WHEN THE GATHERING IN THE CENTER OF TOWN DISBANDED, THE adults and the younger children all retired to their homes, to their television sets and bedrooms. To safety. To normality. But in the middle of the town, the teenagers, the ones who had come closest to the beast—they were awake.
They needed their own gathering, one that wasn’t powered by Jell-O salads and burgers and polite talk. The parents of Barlow Corners allowed them to go, but only in groups, and only if they promised not to leave the football field. Because if they did not let them go, they would find another way—they would sneak into the woods to talk. Better to let them go as a group, in the open seclusion of the field, where no one could sneak up on them.
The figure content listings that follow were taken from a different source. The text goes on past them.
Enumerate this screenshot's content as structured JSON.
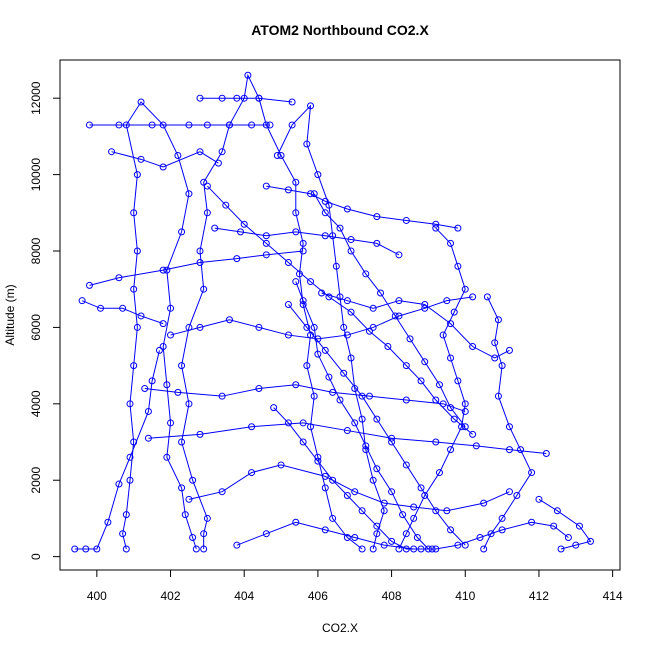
{
  "chart_data": {
    "type": "scatter",
    "title": "ATOM2 Northbound CO2.X",
    "xlabel": "CO2.X",
    "ylabel": "Altitude (m)",
    "xlim": [
      399.0,
      414.2
    ],
    "ylim": [
      -350,
      13000
    ],
    "x_ticks": [
      400,
      402,
      404,
      406,
      408,
      410,
      412,
      414
    ],
    "y_ticks": [
      0,
      2000,
      4000,
      6000,
      8000,
      10000,
      12000
    ],
    "grid": false,
    "legend": "none",
    "line_color": "#0000ff",
    "marker": "open-circle",
    "series": [
      {
        "values": [
          [
            400.8,
            200
          ],
          [
            400.7,
            600
          ],
          [
            400.8,
            1100
          ],
          [
            400.9,
            2000
          ],
          [
            401.0,
            3000
          ],
          [
            400.9,
            4000
          ],
          [
            401.0,
            5000
          ],
          [
            401.1,
            6000
          ],
          [
            401.0,
            7000
          ],
          [
            401.1,
            8000
          ],
          [
            401.0,
            9000
          ],
          [
            401.1,
            10000
          ],
          [
            400.8,
            11300
          ],
          [
            401.2,
            11900
          ],
          [
            401.8,
            11300
          ],
          [
            402.2,
            10500
          ],
          [
            402.5,
            9500
          ],
          [
            402.3,
            8500
          ],
          [
            401.9,
            7500
          ],
          [
            402.0,
            6500
          ],
          [
            401.8,
            5500
          ],
          [
            401.9,
            4500
          ],
          [
            402.0,
            3500
          ],
          [
            401.9,
            2600
          ],
          [
            402.3,
            1800
          ],
          [
            402.4,
            1100
          ],
          [
            402.6,
            500
          ],
          [
            402.7,
            200
          ]
        ]
      },
      {
        "values": [
          [
            402.9,
            200
          ],
          [
            402.9,
            600
          ],
          [
            403.0,
            1000
          ],
          [
            402.6,
            2000
          ],
          [
            402.3,
            3000
          ],
          [
            402.5,
            4000
          ],
          [
            402.3,
            5000
          ],
          [
            402.5,
            6000
          ],
          [
            402.9,
            7000
          ],
          [
            402.8,
            8000
          ],
          [
            403.0,
            9000
          ],
          [
            402.9,
            9800
          ],
          [
            403.4,
            10600
          ],
          [
            403.6,
            11300
          ],
          [
            404.0,
            12000
          ],
          [
            404.1,
            12600
          ],
          [
            404.4,
            12000
          ],
          [
            404.6,
            11300
          ],
          [
            405.0,
            10500
          ],
          [
            405.4,
            9800
          ],
          [
            405.4,
            9000
          ],
          [
            405.6,
            8200
          ],
          [
            405.5,
            7400
          ],
          [
            405.6,
            6600
          ],
          [
            405.8,
            5800
          ],
          [
            405.7,
            5000
          ],
          [
            405.9,
            4200
          ],
          [
            405.8,
            3400
          ],
          [
            406.0,
            2600
          ],
          [
            406.2,
            1800
          ],
          [
            406.4,
            1000
          ],
          [
            406.8,
            500
          ],
          [
            407.2,
            200
          ]
        ]
      },
      {
        "values": [
          [
            407.5,
            200
          ],
          [
            407.6,
            600
          ],
          [
            407.8,
            1200
          ],
          [
            407.5,
            2000
          ],
          [
            407.3,
            2800
          ],
          [
            407.2,
            3600
          ],
          [
            407.0,
            4400
          ],
          [
            406.9,
            5200
          ],
          [
            406.7,
            6000
          ],
          [
            406.6,
            6800
          ],
          [
            406.5,
            7600
          ],
          [
            406.4,
            8400
          ],
          [
            406.3,
            9200
          ],
          [
            406.0,
            10000
          ],
          [
            405.7,
            10800
          ],
          [
            405.8,
            11800
          ],
          [
            405.3,
            11300
          ],
          [
            404.9,
            10500
          ]
        ]
      },
      {
        "values": [
          [
            408.2,
            200
          ],
          [
            408.4,
            600
          ],
          [
            408.6,
            1000
          ],
          [
            408.9,
            1600
          ],
          [
            409.3,
            2200
          ],
          [
            409.6,
            2800
          ],
          [
            409.9,
            3400
          ],
          [
            410.0,
            4000
          ],
          [
            409.8,
            4600
          ],
          [
            409.6,
            5200
          ],
          [
            409.4,
            5800
          ],
          [
            409.7,
            6400
          ],
          [
            410.0,
            7000
          ],
          [
            409.8,
            7600
          ],
          [
            409.6,
            8200
          ],
          [
            409.2,
            8600
          ]
        ]
      },
      {
        "values": [
          [
            410.5,
            200
          ],
          [
            410.7,
            600
          ],
          [
            411.0,
            1000
          ],
          [
            411.4,
            1600
          ],
          [
            411.8,
            2200
          ],
          [
            411.5,
            2800
          ],
          [
            411.2,
            3400
          ],
          [
            410.9,
            4200
          ],
          [
            411.0,
            5000
          ],
          [
            410.8,
            5600
          ],
          [
            410.9,
            6200
          ],
          [
            410.6,
            6800
          ]
        ]
      },
      {
        "values": [
          [
            412.6,
            200
          ],
          [
            413.0,
            300
          ],
          [
            413.4,
            400
          ],
          [
            413.1,
            800
          ],
          [
            412.5,
            1200
          ],
          [
            412.0,
            1500
          ]
        ]
      },
      {
        "values": [
          [
            399.4,
            200
          ],
          [
            399.7,
            200
          ],
          [
            400.0,
            200
          ],
          [
            400.3,
            900
          ],
          [
            400.6,
            1900
          ],
          [
            400.9,
            2600
          ],
          [
            401.4,
            3800
          ],
          [
            401.5,
            4600
          ],
          [
            401.7,
            5400
          ]
        ]
      },
      {
        "values": [
          [
            399.6,
            6700
          ],
          [
            400.1,
            6500
          ],
          [
            400.7,
            6500
          ],
          [
            401.2,
            6300
          ],
          [
            401.8,
            6100
          ]
        ]
      },
      {
        "values": [
          [
            399.8,
            7100
          ],
          [
            400.6,
            7300
          ],
          [
            401.8,
            7500
          ],
          [
            402.8,
            7700
          ],
          [
            403.8,
            7800
          ],
          [
            404.6,
            7900
          ],
          [
            405.6,
            8000
          ]
        ]
      },
      {
        "values": [
          [
            400.4,
            10600
          ],
          [
            401.2,
            10400
          ],
          [
            401.8,
            10200
          ],
          [
            402.8,
            10600
          ],
          [
            403.3,
            10300
          ]
        ]
      },
      {
        "values": [
          [
            399.8,
            11300
          ],
          [
            400.6,
            11300
          ],
          [
            401.5,
            11300
          ],
          [
            402.5,
            11300
          ],
          [
            403.0,
            11300
          ],
          [
            403.6,
            11300
          ],
          [
            404.2,
            11300
          ],
          [
            404.7,
            11300
          ]
        ]
      },
      {
        "values": [
          [
            402.8,
            12000
          ],
          [
            403.4,
            12000
          ],
          [
            403.8,
            12000
          ],
          [
            404.4,
            12000
          ],
          [
            405.3,
            11900
          ]
        ]
      },
      {
        "values": [
          [
            404.6,
            9700
          ],
          [
            405.2,
            9600
          ],
          [
            405.8,
            9500
          ],
          [
            406.2,
            9300
          ],
          [
            406.8,
            9100
          ],
          [
            407.6,
            8900
          ],
          [
            408.4,
            8800
          ],
          [
            409.2,
            8700
          ],
          [
            409.8,
            8600
          ]
        ]
      },
      {
        "values": [
          [
            403.2,
            8600
          ],
          [
            403.9,
            8500
          ],
          [
            404.6,
            8400
          ],
          [
            405.4,
            8500
          ],
          [
            406.2,
            8400
          ],
          [
            406.9,
            8300
          ],
          [
            407.6,
            8200
          ],
          [
            408.2,
            7900
          ]
        ]
      },
      {
        "values": [
          [
            401.3,
            4400
          ],
          [
            402.2,
            4300
          ],
          [
            403.4,
            4200
          ],
          [
            404.4,
            4400
          ],
          [
            405.4,
            4500
          ],
          [
            406.4,
            4300
          ],
          [
            407.4,
            4200
          ],
          [
            408.4,
            4100
          ],
          [
            409.4,
            4000
          ],
          [
            410.0,
            3800
          ]
        ]
      },
      {
        "values": [
          [
            401.4,
            3100
          ],
          [
            402.8,
            3200
          ],
          [
            404.2,
            3400
          ],
          [
            405.6,
            3500
          ],
          [
            406.8,
            3300
          ],
          [
            408.0,
            3100
          ],
          [
            409.2,
            3000
          ],
          [
            410.3,
            2900
          ],
          [
            411.2,
            2800
          ],
          [
            412.2,
            2700
          ]
        ]
      },
      {
        "values": [
          [
            402.5,
            1500
          ],
          [
            403.4,
            1700
          ],
          [
            404.2,
            2200
          ],
          [
            405.0,
            2400
          ],
          [
            406.2,
            2100
          ],
          [
            407.0,
            1700
          ],
          [
            407.8,
            1400
          ],
          [
            408.6,
            1300
          ],
          [
            409.5,
            1200
          ],
          [
            410.5,
            1400
          ],
          [
            411.2,
            1700
          ]
        ]
      },
      {
        "values": [
          [
            403.8,
            300
          ],
          [
            404.6,
            600
          ],
          [
            405.4,
            900
          ],
          [
            406.2,
            700
          ],
          [
            407.0,
            500
          ],
          [
            407.8,
            300
          ],
          [
            408.6,
            200
          ],
          [
            409.2,
            200
          ],
          [
            409.8,
            300
          ],
          [
            410.4,
            500
          ],
          [
            411.0,
            700
          ],
          [
            411.8,
            900
          ],
          [
            412.4,
            800
          ],
          [
            412.8,
            500
          ]
        ]
      },
      {
        "values": [
          [
            402.0,
            5800
          ],
          [
            402.8,
            6000
          ],
          [
            403.6,
            6200
          ],
          [
            404.4,
            6000
          ],
          [
            405.2,
            5800
          ],
          [
            406.0,
            5700
          ],
          [
            406.8,
            5800
          ],
          [
            407.5,
            6000
          ],
          [
            408.2,
            6300
          ],
          [
            408.9,
            6500
          ],
          [
            409.5,
            6700
          ],
          [
            410.2,
            6800
          ]
        ]
      },
      {
        "values": [
          [
            406.1,
            6900
          ],
          [
            406.8,
            6700
          ],
          [
            407.5,
            6500
          ],
          [
            408.2,
            6700
          ],
          [
            408.9,
            6600
          ],
          [
            409.6,
            6100
          ],
          [
            410.2,
            5500
          ],
          [
            410.8,
            5200
          ],
          [
            411.2,
            5400
          ]
        ]
      },
      {
        "values": [
          [
            404.8,
            3900
          ],
          [
            405.2,
            3500
          ],
          [
            405.6,
            3000
          ],
          [
            406.0,
            2500
          ],
          [
            406.4,
            2000
          ],
          [
            406.8,
            1600
          ],
          [
            407.2,
            1200
          ],
          [
            407.6,
            800
          ],
          [
            408.0,
            400
          ],
          [
            408.4,
            200
          ],
          [
            408.8,
            200
          ],
          [
            409.1,
            200
          ]
        ]
      },
      {
        "values": [
          [
            405.2,
            6600
          ],
          [
            405.7,
            6000
          ],
          [
            406.2,
            5400
          ],
          [
            406.7,
            4800
          ],
          [
            407.2,
            4200
          ],
          [
            407.6,
            3600
          ],
          [
            408.0,
            3000
          ],
          [
            408.4,
            2400
          ],
          [
            408.8,
            1800
          ],
          [
            409.2,
            1200
          ],
          [
            409.6,
            700
          ],
          [
            410.0,
            300
          ]
        ]
      },
      {
        "values": [
          [
            405.9,
            9500
          ],
          [
            406.2,
            9000
          ],
          [
            406.6,
            8600
          ],
          [
            406.9,
            8000
          ],
          [
            407.3,
            7400
          ],
          [
            407.7,
            6900
          ],
          [
            408.1,
            6300
          ],
          [
            408.5,
            5700
          ],
          [
            408.9,
            5100
          ],
          [
            409.3,
            4500
          ],
          [
            409.6,
            3900
          ],
          [
            410.0,
            3400
          ]
        ]
      },
      {
        "values": [
          [
            405.4,
            7200
          ],
          [
            405.6,
            6700
          ],
          [
            405.9,
            6000
          ],
          [
            406.0,
            5300
          ],
          [
            406.3,
            4700
          ],
          [
            406.6,
            4100
          ],
          [
            407.0,
            3500
          ],
          [
            407.3,
            2900
          ],
          [
            407.6,
            2300
          ],
          [
            408.0,
            1700
          ],
          [
            408.3,
            1100
          ],
          [
            408.7,
            500
          ],
          [
            409.0,
            200
          ]
        ]
      },
      {
        "values": [
          [
            403.0,
            9700
          ],
          [
            403.5,
            9200
          ],
          [
            404.0,
            8700
          ],
          [
            404.6,
            8200
          ],
          [
            405.2,
            7700
          ],
          [
            405.8,
            7200
          ],
          [
            406.3,
            6800
          ],
          [
            406.9,
            6400
          ],
          [
            407.4,
            5900
          ],
          [
            407.9,
            5500
          ],
          [
            408.4,
            5000
          ],
          [
            408.8,
            4600
          ],
          [
            409.2,
            4100
          ],
          [
            409.7,
            3600
          ],
          [
            410.2,
            3200
          ]
        ]
      }
    ]
  }
}
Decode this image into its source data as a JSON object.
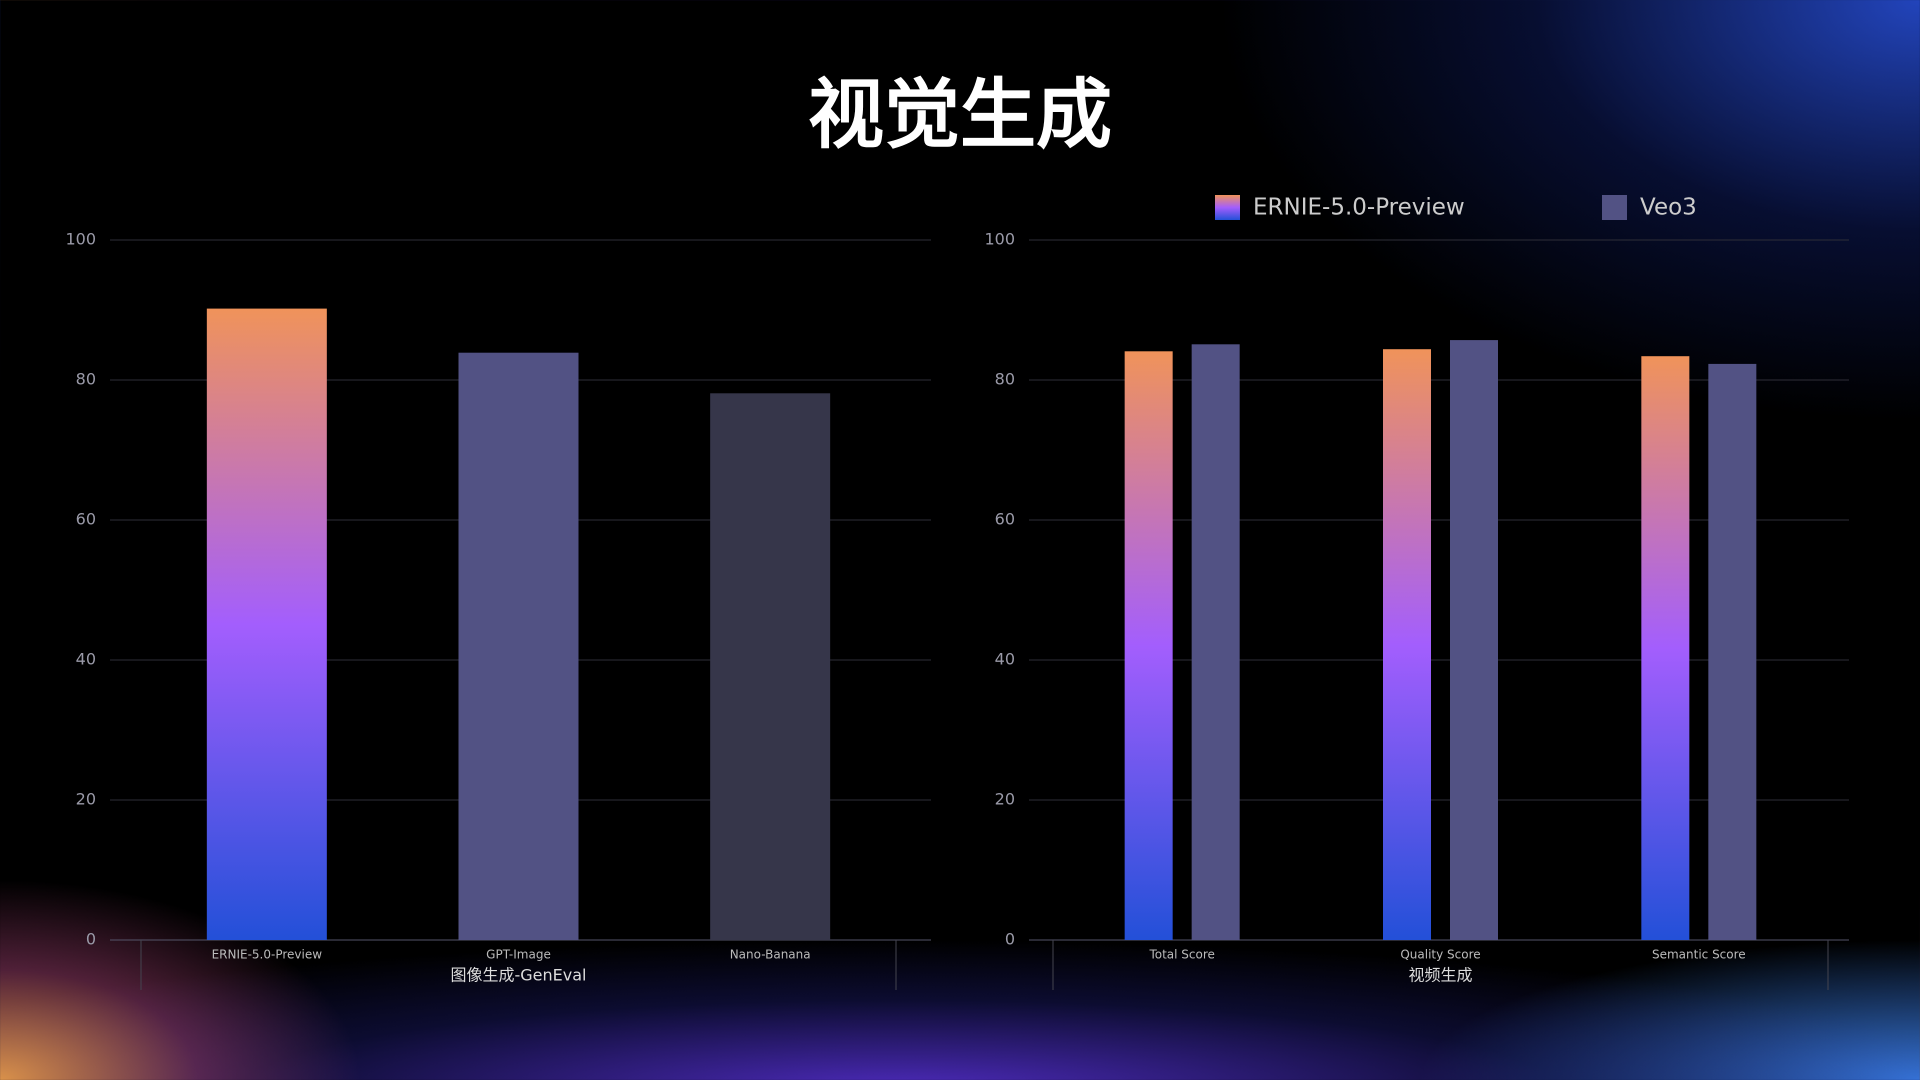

So they gathered, coming from dozens of cars in the parking lot. Some arrived singly, and others in groups. Someone went into the school and switched some of the outside lights on, but these did not penetrate the middle of the field. All around, the dark curtain of the woods penned them in. Everyone knew what had happened—and yet no one knew
what had happened. Just enough information had leaked to make a mess of the facts. As the days wore on, the story had whipped around in ever-wider loops, taking on new and strange qualities with every pass. You could hear all these stories passing from one person to another:
“I heard all their fingers were cut off.”
“There was a message written in blood on a tree.”
“I heard they found Sabrina’s head in a McDonald’s bag.”
Patty Horne had come with three other girls. They had been dropped off by her friend Candice’s father, who leaned against the hood of his car and watched them. Because Patty had been close to the victims, she had pride of place at this strange gathering. She sat, the understood queen of a large circle of people who spoke quietly and looked respectfully in her direction.
“What about Shawn?” she heard someone say. “He was freaked out about Sabrina. I bet he did it. He’s not even here. . . .”
Was this how it was going to be? People talking about severed heads and fingers and guessing who may have done it?
Apparently.
Candice passed her a cigarette and she accepted it. She reached into her fringed purse for some matches. Look how normal it all was—sitting here in her flip-flops and her yellow halter top and white shorts, getting grass stains on her ass and mosquito bites on her arms, smoking and talking with everyone from Liberty High here in the dark. What was real, even?
Then she saw a figure approaching, one she had been
expecting. Greg Dempsey, her boyfriend. His dark shaggy hair was blown all over, which meant he had come on his motorcycle. He wore cutoffs and a beat-up Led Zeppelin T-shirt. That felt like a tribute to Diane, who’d loved the band with all her heart and soul.
Without a word, the group all shifted to make space for him next to Patty. He opened the bag he was carrying and pulled out a six-pack of Miller beer and cracked one open for himself, leaving the rest in the grass, an open invitation to Patty and really no one else.
“Your dad here?” he asked.
“No. He’s still working with the cops.”
“Doing what?”
“Patrolling or something.”
Patty’s father was a little older than most of her friends’ parents. He was one of the town’s illustrious war heroes. No one ever talked about it, but everyone knew that Mr. Horne had been a spy or something. He wasn’t a cop, but he was the kind of heavy guy who could help out when you were looking for a murderer. The town had a posse now, rolling slowly through the streets, watching the darkness at the edge of the woods.
“You want to get out of here?” Greg said quietly.
“Not allowed,” she said, nodding to Candice’s father. “He’s watching, and he’s taking us home at eleven.”